Los años de nuestra adolescencia pasaron a un ritmo algo más pausado de lo que ahora viven los chicos de esas edades, pero fuimos protagonistas en algunos casos y testigos en otros de hechos históricos que conmovieron al mundo.
A comienzos de septiembre de 1973, con apenas tan sólo 12 años, pensábamos en cómo iríamos a pasar el "día de la primavera", el 11 de ese mes, en Chile, Salvador Allende es asesinado en la Casa de la Moneda, y su Gobierno Democrático y Constitucional usurpado por el golpe de estado dado por los militares de ése país, naciendo así, una de las dictaduras más feroces de América del Sur.
Ése mismo día, más de cien mil personas (la mayoría estudiantes universitarios) se manifiestan en la Plaza de Mayo (Buenos Aires) y frente a la embajada de Chile en Argentina, repudiando el golpe.

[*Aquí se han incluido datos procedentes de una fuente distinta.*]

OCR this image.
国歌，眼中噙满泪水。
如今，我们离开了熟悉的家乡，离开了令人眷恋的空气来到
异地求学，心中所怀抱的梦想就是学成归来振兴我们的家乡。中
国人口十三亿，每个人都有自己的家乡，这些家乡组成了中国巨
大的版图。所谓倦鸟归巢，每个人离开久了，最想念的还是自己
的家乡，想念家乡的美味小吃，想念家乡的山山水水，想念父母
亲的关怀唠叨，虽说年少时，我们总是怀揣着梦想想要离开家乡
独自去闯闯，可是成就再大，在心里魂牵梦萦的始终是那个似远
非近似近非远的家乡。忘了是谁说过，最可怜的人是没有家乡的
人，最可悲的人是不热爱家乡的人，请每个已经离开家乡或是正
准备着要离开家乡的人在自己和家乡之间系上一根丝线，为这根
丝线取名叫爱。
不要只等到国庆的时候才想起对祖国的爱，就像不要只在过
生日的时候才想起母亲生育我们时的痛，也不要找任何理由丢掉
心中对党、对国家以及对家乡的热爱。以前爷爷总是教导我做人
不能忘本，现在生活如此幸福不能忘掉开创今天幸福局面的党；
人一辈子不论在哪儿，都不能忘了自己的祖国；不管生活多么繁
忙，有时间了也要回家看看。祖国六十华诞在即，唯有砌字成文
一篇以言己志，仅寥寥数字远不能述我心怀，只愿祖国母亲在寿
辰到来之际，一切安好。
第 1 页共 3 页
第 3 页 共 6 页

Eran días Peronistas, Cámpora ya era presidente de los argentinos, y se esperaba el triunfal regreso del General...
Nosotros, mirabamos con miedo lo ocurrido, escuchabamos las noticias que venían de Chile, con todo el horror de imaginar lo que allí estaba pasando, sin siquiera imaginar que, en menos de tres años, aquí ocurriría lo mismo.
Ese año, no fuimos a festejar, nos quedamos en casa.